Indigo creates environmental fund for collected bag fees
Toronto In response to the City of Toronto imposing a minimum five-cent fee for all plastic bags requested by shoppers, Indigo Books & Music said Friday that it will create the Indigo Environment Fund and donate all collected to fees to local environmental initiatives.
The city’s bag fee law is effective as of June 1. While the chain offers shoppers the opportunity to purchase reusable bags for $1.99, Indigo realizes that some shoppers still want to use plastic. To ease the burden of an imposed fee, the chain plans to use its Indigo Environment Fund as a holding account for all fees. The money will be donated to established environmental groups.

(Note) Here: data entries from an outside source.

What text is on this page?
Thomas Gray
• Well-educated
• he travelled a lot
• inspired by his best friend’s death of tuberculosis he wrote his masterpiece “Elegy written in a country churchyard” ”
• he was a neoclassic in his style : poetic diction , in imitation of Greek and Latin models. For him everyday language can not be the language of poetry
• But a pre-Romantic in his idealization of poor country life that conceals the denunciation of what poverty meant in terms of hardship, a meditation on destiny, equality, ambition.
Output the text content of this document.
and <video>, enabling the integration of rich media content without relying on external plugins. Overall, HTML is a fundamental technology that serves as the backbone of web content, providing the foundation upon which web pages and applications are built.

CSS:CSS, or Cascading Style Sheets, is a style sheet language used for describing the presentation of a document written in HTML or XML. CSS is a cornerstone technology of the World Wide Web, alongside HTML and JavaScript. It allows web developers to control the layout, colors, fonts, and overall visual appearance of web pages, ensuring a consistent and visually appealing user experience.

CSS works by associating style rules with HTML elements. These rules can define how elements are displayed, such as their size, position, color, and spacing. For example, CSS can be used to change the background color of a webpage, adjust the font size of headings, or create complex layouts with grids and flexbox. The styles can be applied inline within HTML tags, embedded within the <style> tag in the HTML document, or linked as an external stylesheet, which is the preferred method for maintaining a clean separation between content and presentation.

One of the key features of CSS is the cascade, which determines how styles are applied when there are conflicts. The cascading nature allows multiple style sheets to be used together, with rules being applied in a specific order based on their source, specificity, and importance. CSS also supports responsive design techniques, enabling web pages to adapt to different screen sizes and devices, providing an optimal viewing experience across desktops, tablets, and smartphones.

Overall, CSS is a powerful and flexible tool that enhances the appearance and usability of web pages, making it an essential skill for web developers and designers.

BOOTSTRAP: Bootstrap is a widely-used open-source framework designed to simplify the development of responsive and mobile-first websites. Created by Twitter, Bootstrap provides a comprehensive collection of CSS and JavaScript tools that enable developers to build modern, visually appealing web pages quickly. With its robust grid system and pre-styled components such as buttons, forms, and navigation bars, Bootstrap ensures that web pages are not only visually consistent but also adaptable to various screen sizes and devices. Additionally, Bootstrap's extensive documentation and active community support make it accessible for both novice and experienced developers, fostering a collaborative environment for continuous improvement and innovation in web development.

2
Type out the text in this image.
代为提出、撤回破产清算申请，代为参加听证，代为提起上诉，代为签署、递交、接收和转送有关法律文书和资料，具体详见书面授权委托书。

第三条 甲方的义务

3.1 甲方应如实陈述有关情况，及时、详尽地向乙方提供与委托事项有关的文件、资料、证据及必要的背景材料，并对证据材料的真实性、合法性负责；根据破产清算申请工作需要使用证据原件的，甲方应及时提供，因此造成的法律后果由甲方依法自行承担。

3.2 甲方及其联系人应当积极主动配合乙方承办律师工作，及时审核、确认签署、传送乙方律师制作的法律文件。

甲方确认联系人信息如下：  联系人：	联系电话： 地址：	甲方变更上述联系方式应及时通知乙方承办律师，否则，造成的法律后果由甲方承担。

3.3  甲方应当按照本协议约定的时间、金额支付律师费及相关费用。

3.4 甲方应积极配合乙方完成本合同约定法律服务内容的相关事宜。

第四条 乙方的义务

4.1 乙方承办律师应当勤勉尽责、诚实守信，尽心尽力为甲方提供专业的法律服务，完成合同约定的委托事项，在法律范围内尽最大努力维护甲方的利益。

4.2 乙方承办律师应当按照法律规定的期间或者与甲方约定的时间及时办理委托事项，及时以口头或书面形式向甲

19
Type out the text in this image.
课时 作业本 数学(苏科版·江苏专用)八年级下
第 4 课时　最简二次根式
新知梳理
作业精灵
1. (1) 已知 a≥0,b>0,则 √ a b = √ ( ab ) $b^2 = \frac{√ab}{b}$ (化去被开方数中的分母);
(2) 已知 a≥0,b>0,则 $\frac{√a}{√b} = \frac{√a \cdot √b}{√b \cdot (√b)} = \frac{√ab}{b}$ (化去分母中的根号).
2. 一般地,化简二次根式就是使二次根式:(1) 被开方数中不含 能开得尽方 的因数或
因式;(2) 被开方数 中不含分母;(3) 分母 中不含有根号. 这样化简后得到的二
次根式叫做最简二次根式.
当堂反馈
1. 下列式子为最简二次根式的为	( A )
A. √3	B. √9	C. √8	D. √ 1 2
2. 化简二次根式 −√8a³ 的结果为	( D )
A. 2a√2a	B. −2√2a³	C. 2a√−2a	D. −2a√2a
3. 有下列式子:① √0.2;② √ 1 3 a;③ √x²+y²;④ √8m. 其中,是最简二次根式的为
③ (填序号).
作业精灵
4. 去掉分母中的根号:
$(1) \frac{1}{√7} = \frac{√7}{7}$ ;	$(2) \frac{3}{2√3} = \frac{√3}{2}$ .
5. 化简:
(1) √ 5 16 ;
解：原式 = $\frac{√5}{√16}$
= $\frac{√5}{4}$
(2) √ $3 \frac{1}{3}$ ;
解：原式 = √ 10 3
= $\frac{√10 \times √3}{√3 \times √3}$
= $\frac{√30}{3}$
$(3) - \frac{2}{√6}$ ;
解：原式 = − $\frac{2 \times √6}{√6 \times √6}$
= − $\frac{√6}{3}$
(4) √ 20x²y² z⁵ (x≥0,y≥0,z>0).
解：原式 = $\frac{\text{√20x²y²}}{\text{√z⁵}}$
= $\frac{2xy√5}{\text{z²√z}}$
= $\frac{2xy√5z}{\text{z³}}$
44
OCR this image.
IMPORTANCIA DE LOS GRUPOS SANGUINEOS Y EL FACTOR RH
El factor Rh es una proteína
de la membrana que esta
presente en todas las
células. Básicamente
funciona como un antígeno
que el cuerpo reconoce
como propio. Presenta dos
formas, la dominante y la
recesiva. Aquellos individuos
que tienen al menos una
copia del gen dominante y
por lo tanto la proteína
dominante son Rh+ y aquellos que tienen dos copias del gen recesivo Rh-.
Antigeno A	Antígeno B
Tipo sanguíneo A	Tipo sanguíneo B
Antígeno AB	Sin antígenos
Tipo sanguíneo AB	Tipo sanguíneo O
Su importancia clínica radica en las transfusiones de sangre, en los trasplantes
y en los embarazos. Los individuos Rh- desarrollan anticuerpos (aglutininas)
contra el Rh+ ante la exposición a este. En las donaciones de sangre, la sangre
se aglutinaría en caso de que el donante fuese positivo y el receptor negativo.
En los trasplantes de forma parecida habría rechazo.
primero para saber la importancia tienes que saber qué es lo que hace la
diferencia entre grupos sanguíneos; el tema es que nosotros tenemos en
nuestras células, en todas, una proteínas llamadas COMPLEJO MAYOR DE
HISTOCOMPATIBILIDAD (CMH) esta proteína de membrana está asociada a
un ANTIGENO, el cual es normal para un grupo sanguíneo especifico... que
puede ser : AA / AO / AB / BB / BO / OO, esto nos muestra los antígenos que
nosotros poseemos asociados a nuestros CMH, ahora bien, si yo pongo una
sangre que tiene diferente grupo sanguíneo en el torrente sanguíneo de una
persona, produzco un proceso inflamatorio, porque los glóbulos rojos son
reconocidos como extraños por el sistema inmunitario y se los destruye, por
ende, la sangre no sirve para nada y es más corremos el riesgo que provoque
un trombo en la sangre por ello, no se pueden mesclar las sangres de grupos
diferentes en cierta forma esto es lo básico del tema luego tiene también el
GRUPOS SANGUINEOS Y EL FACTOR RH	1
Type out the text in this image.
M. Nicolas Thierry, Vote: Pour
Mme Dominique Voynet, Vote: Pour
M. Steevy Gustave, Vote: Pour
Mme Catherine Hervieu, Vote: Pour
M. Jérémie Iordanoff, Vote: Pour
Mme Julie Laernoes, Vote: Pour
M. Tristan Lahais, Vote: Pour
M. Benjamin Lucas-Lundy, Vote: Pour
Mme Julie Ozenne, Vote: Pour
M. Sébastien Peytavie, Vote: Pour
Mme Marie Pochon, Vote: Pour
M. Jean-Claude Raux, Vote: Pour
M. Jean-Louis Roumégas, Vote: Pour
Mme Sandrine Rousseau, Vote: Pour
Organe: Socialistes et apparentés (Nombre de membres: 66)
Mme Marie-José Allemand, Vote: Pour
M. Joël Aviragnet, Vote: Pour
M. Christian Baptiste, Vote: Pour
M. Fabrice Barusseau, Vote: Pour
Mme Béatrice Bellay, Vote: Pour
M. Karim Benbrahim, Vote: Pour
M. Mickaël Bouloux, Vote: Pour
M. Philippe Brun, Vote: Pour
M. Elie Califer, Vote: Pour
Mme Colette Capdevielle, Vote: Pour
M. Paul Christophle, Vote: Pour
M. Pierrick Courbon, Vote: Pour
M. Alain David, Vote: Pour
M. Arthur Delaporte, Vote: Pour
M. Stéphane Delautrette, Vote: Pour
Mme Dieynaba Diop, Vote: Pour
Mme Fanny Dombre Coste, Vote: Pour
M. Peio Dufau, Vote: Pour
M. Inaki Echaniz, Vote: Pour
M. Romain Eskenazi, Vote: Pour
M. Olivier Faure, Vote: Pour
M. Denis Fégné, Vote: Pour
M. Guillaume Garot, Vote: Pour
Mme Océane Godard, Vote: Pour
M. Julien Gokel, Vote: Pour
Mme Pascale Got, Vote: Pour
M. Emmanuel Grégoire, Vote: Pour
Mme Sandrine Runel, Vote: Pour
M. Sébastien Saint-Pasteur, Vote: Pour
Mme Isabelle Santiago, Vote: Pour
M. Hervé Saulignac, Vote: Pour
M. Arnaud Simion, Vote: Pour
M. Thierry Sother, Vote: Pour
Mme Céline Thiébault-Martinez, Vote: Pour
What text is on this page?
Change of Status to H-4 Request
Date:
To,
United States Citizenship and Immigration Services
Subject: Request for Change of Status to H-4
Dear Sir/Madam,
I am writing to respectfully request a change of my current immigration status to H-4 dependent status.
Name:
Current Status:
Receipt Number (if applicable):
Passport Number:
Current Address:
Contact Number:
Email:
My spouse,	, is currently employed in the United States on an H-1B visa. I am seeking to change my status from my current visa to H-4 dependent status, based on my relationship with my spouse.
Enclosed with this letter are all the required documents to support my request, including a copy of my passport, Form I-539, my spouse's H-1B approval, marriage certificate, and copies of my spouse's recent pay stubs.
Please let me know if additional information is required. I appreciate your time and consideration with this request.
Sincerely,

Toronto mandates green roofs
Toronto Green roofs will be required on new buildings in Toronto starting next year after the city council Tuesday overwhelmingly adopted the most stringent and comprehensive green-roof rules of any city in North America. The new rules consist of a green-roof construction standard and a mandatory requirement for green roofs on all classes of new buildings.
“Toronto’s by-law provides a new opportunity to strengthen the emerging practice of integrated green building design,” said Steven W. Peck, president of Green Roofs for Healthy Cities, Toronto, which supported the measure. “The by-law breaks new ground on how to structure a mandatory green-roof requirement and the construction standard also contains important best practices that may prove to be a model for other cities.”
The rules are effective for new residential buildings constructed after Jan. 31, 2010, and for industrial and commercial buildings constructed after Jan. 31, 2011.